Desde las ecuaciones seculares para los orbitales de la energía\(E_+\) and \(E_-\) are not linearly independent, we can choose to solve either one of them to find the orbital coefficients. We will choose the first.

\[(H_{11} - E_{\pm})c_1 + (H_{12} - E_{\pm}S_{12})c_2 = 0 \label{21.9}\]

Para el orbital con energía\(E_-\) = -31.0063 eV, substituting numerical values into this equation gives

\[\begin{array}{rcl} 5.0063 c_1 - 4.4442 c_2 & = & 0 \\ c_2 & = & 1.1265 c_1 \end{array} \label{21.10}\]

El orbital molecular es, por lo tanto

\[\Psi = c_1(\phi_1 + 1.1265\phi_2) \label{21.11}\]

Normalizar para encontrar la constante\(c_1\) (by requiring \(\label\Psi|\Psi \rangle\) = 1) da

\[\begin{array}{rcll} \Psi_1 & = & 0.4933\phi_1 + 0.5557\phi_2 & \\ & = & 0.4933s_N + 0.3208(s_1 + s_2 + s_3) & (\text{substituting the SALCs for} \: \phi_1 \: \text{and} \: \phi_2) \end{array} \label{21.12}\]

Para el segundo orbital, con energía\(E_+\) = 29.8336 eV, the secular equation is

\[\begin{array}{rcl} -55.8336c_1 - 54.1321c_2 & = & 0 \\ c_2 & = & -1.0314c_1 \end{array} \label{21.13}\]

dando

\[\begin{array}{rcll} \Psi_2 & = & c_1(\phi_1 - 1.0314\phi_2) & \\ & = & 1.6242\phi_1 - 1.6752\phi_2 & \text{(after normalization)} \\ & = & 1.6242s_N -0.9672(s_1 + s_2 + s_3) \end{array} \label{21.14}\]

Estos dos\(A_1\) molecular orbitals \(\Psi_1\) y\(\Psi_2\) , uno de unión y otro antiadherentes, se muestran a continuación.

Las dos SALC restantes derivadas de la\(s\) orbitals of \(NH_3\):

\[\phi_3 = \dfrac{1}{\sqrt{6}}\begin{pmatrix} 2s_1 - s_2 - s_3 \end{pmatrix}\]

y

\[\phi_4 = \dfrac{1}{\sqrt{2}} \begin{pmatrix} s_2 - s_3 \end{pmatrix}\]

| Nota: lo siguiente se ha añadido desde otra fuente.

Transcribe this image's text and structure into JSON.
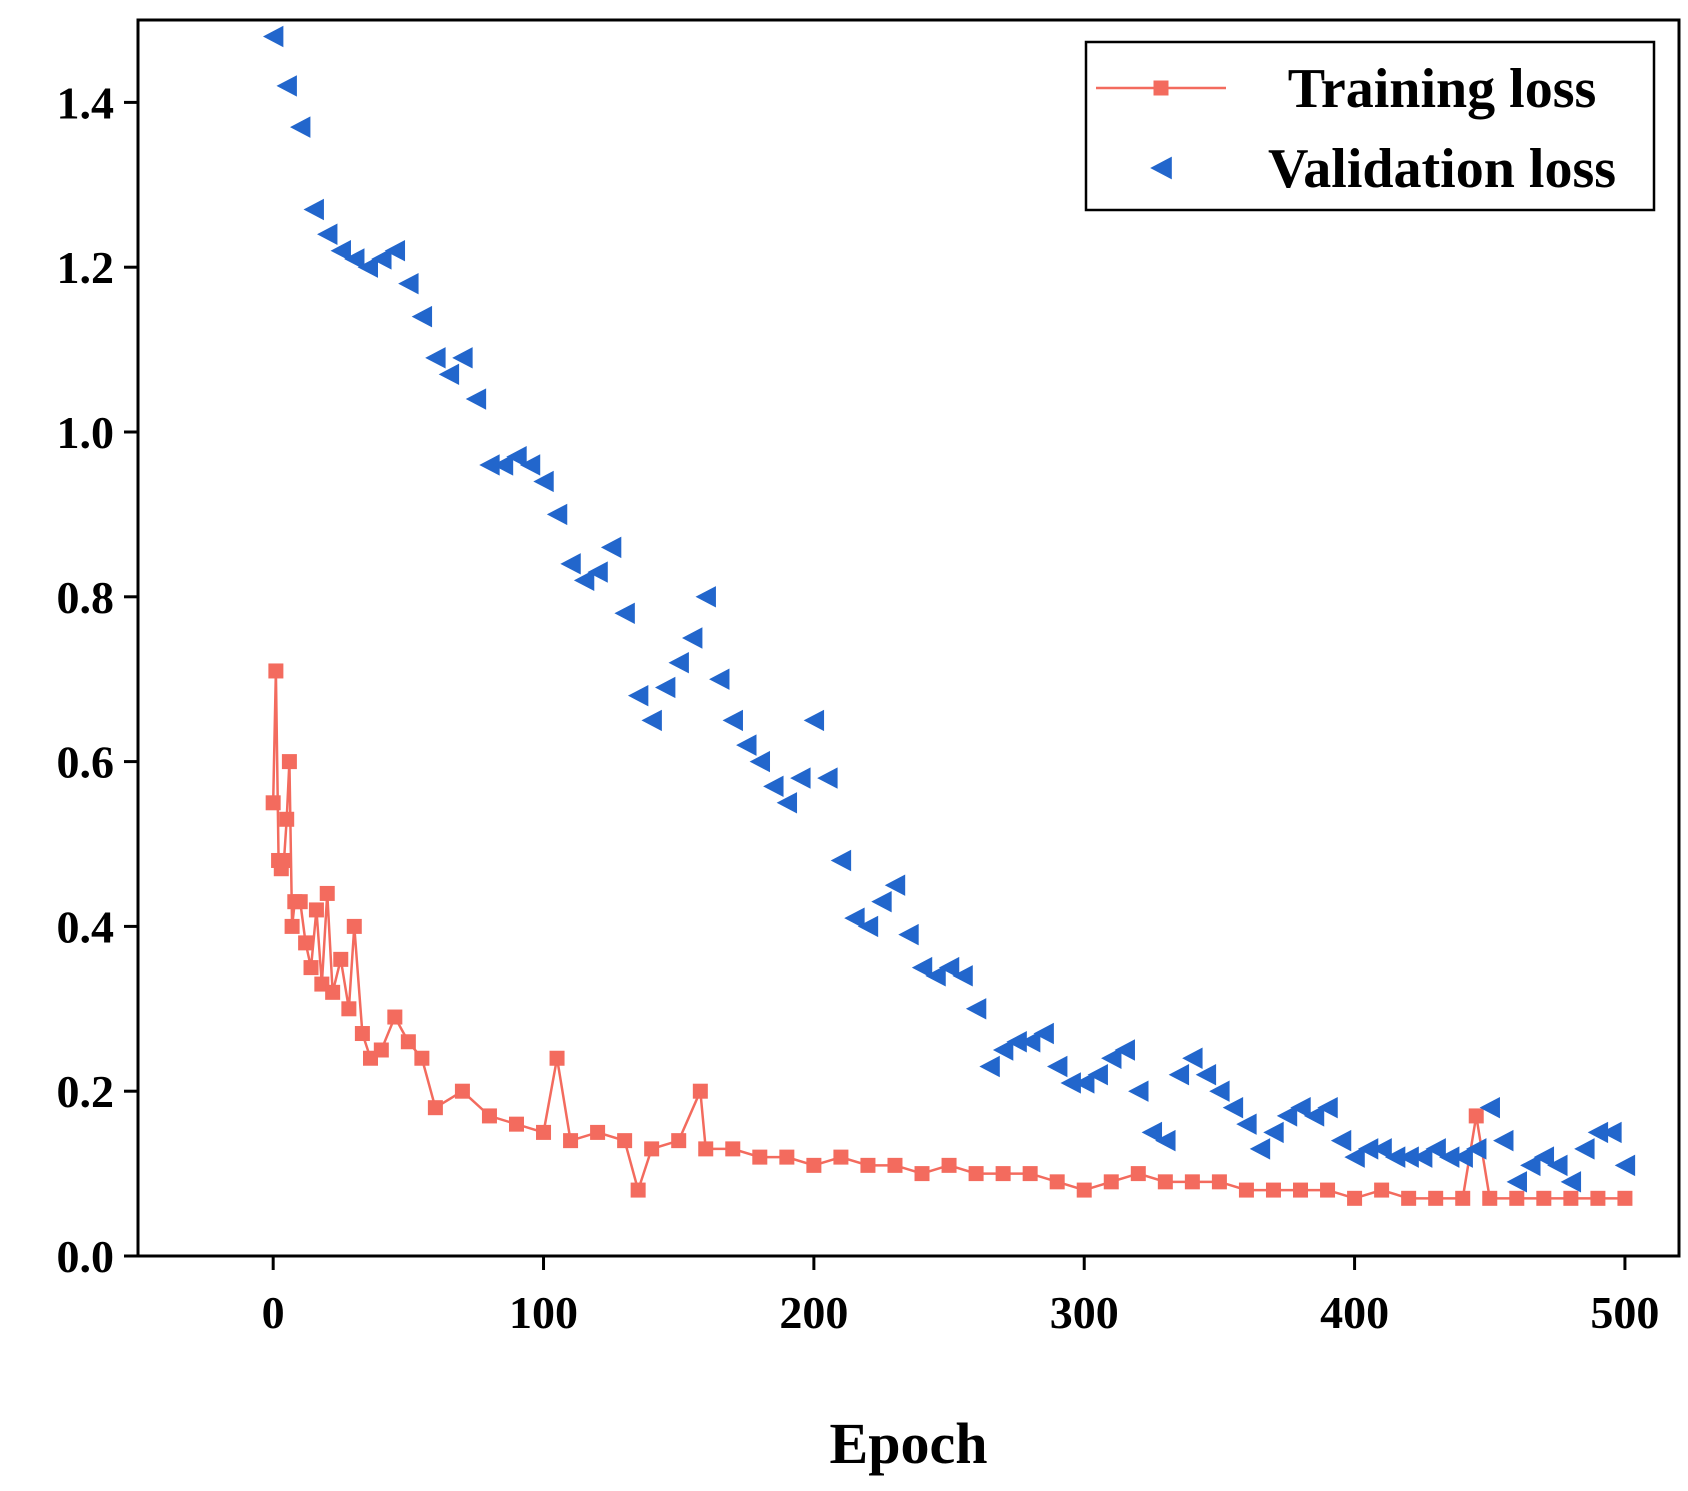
{
  "chart_data": {
    "type": "line",
    "title": "",
    "xlabel": "Epoch",
    "ylabel": "",
    "xlim": [
      -50,
      520
    ],
    "ylim": [
      0.0,
      1.5
    ],
    "xticks": [
      0,
      100,
      200,
      300,
      400,
      500
    ],
    "yticks": [
      0.0,
      0.2,
      0.4,
      0.6,
      0.8,
      1.0,
      1.2,
      1.4
    ],
    "xtick_labels": [
      "0",
      "100",
      "200",
      "300",
      "400",
      "500"
    ],
    "ytick_labels": [
      "0.0",
      "0.2",
      "0.4",
      "0.6",
      "0.8",
      "1.0",
      "1.2",
      "1.4"
    ],
    "grid": false,
    "legend_position": "top-right",
    "series": [
      {
        "name": "Training loss",
        "color": "#f36b5e",
        "marker": "square",
        "connected": true,
        "x": [
          0,
          1,
          2,
          3,
          4,
          5,
          6,
          7,
          8,
          10,
          12,
          14,
          16,
          18,
          20,
          22,
          25,
          28,
          30,
          33,
          36,
          40,
          45,
          50,
          55,
          60,
          70,
          80,
          90,
          100,
          105,
          110,
          120,
          130,
          135,
          140,
          150,
          158,
          160,
          170,
          180,
          190,
          200,
          210,
          220,
          230,
          240,
          250,
          260,
          270,
          280,
          290,
          300,
          310,
          320,
          330,
          340,
          350,
          360,
          370,
          380,
          390,
          400,
          410,
          420,
          430,
          440,
          445,
          450,
          460,
          470,
          480,
          490,
          500
        ],
        "values": [
          0.55,
          0.71,
          0.48,
          0.47,
          0.48,
          0.53,
          0.6,
          0.4,
          0.43,
          0.43,
          0.38,
          0.35,
          0.42,
          0.33,
          0.44,
          0.32,
          0.36,
          0.3,
          0.4,
          0.27,
          0.24,
          0.25,
          0.29,
          0.26,
          0.24,
          0.18,
          0.2,
          0.17,
          0.16,
          0.15,
          0.24,
          0.14,
          0.15,
          0.14,
          0.08,
          0.13,
          0.14,
          0.2,
          0.13,
          0.13,
          0.12,
          0.12,
          0.11,
          0.12,
          0.11,
          0.11,
          0.1,
          0.11,
          0.1,
          0.1,
          0.1,
          0.09,
          0.08,
          0.09,
          0.1,
          0.09,
          0.09,
          0.09,
          0.08,
          0.08,
          0.08,
          0.08,
          0.07,
          0.08,
          0.07,
          0.07,
          0.07,
          0.17,
          0.07,
          0.07,
          0.07,
          0.07,
          0.07,
          0.07
        ]
      },
      {
        "name": "Validation loss",
        "color": "#2266cc",
        "marker": "triangle-left",
        "connected": false,
        "x": [
          0,
          5,
          10,
          15,
          20,
          25,
          30,
          35,
          40,
          45,
          50,
          55,
          60,
          65,
          70,
          75,
          80,
          85,
          90,
          95,
          100,
          105,
          110,
          115,
          120,
          125,
          130,
          135,
          140,
          145,
          150,
          155,
          160,
          165,
          170,
          175,
          180,
          185,
          190,
          195,
          200,
          205,
          210,
          215,
          220,
          225,
          230,
          235,
          240,
          245,
          250,
          255,
          260,
          265,
          270,
          275,
          280,
          285,
          290,
          295,
          300,
          305,
          310,
          315,
          320,
          325,
          330,
          335,
          340,
          345,
          350,
          355,
          360,
          365,
          370,
          375,
          380,
          385,
          390,
          395,
          400,
          405,
          410,
          415,
          420,
          425,
          430,
          435,
          440,
          445,
          450,
          455,
          460,
          465,
          470,
          475,
          480,
          485,
          490,
          495,
          500
        ],
        "values": [
          1.48,
          1.42,
          1.37,
          1.27,
          1.24,
          1.22,
          1.21,
          1.2,
          1.21,
          1.22,
          1.18,
          1.14,
          1.09,
          1.07,
          1.09,
          1.04,
          0.96,
          0.96,
          0.97,
          0.96,
          0.94,
          0.9,
          0.84,
          0.82,
          0.83,
          0.86,
          0.78,
          0.68,
          0.65,
          0.69,
          0.72,
          0.75,
          0.8,
          0.7,
          0.65,
          0.62,
          0.6,
          0.57,
          0.55,
          0.58,
          0.65,
          0.58,
          0.48,
          0.41,
          0.4,
          0.43,
          0.45,
          0.39,
          0.35,
          0.34,
          0.35,
          0.34,
          0.3,
          0.23,
          0.25,
          0.26,
          0.26,
          0.27,
          0.23,
          0.21,
          0.21,
          0.22,
          0.24,
          0.25,
          0.2,
          0.15,
          0.14,
          0.22,
          0.24,
          0.22,
          0.2,
          0.18,
          0.16,
          0.13,
          0.15,
          0.17,
          0.18,
          0.17,
          0.18,
          0.14,
          0.12,
          0.13,
          0.13,
          0.12,
          0.12,
          0.12,
          0.13,
          0.12,
          0.12,
          0.13,
          0.18,
          0.14,
          0.09,
          0.11,
          0.12,
          0.11,
          0.09,
          0.13,
          0.15,
          0.15,
          0.11
        ]
      }
    ]
  }
}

formar un par ortogonal de orbitales moleculares de\(E\) symmetry. We can show this by solving the secular determinant to find the orbital energies. The secular equations in this case are:

\[\begin{array}{rcl} c_1(H_{33} - ES_{33}) + c_2(H_{34} -ES_{34}) & = & 0 \\ c_1(H_{34} -ES_{34}) + c_2(H_{44} - ES_{44}) & = & 0 \end{array} \label{21.15}\]

Resolviendo el determinante secular da

\[E_\pm = \dfrac{-(2H_{34}S_{34} - H_{33} - H_{44}) \pm \sqrt{(2H_{34}S_{34} - H_{33} - H_{44})^2 - 4(1-S_{34}^2)(H_{33}H_{44} - H_{34}^2)}}{2(1-S_{34}^2)} \label{21.16}\]

Las integrales requeridas son

\[\begin{array}{rcl} H_{33} & = & -9.2892 \: eV \\ H_{44} & = & -9.2892 \: eV \\ H_{34} & = & 0 \\ S_{34} & = & 0 \end{array} \label{21.17}\]

Utilizando el hecho de que\(H_{34}\) = \(S_{34} = 0\), the expression for the energies reduces to

\[E_\pm = \dfrac{(H_{33} + H_{44}) \pm (H_{33} - H_{44})}{2} \label{21.18}\]

dando\(E_+\) = \(H_{33}\) = -9.2892 eV and \(E_-\) = \(H_{44}\) = -9.2892 eV. Each SALC therefore forms a molecular orbital by itself, and the two orbitals have the same energy; the two SALCs form an orthogonal pair of degenerate orbitals. These two molecular orbitals of \(E\) symmetry are shown below.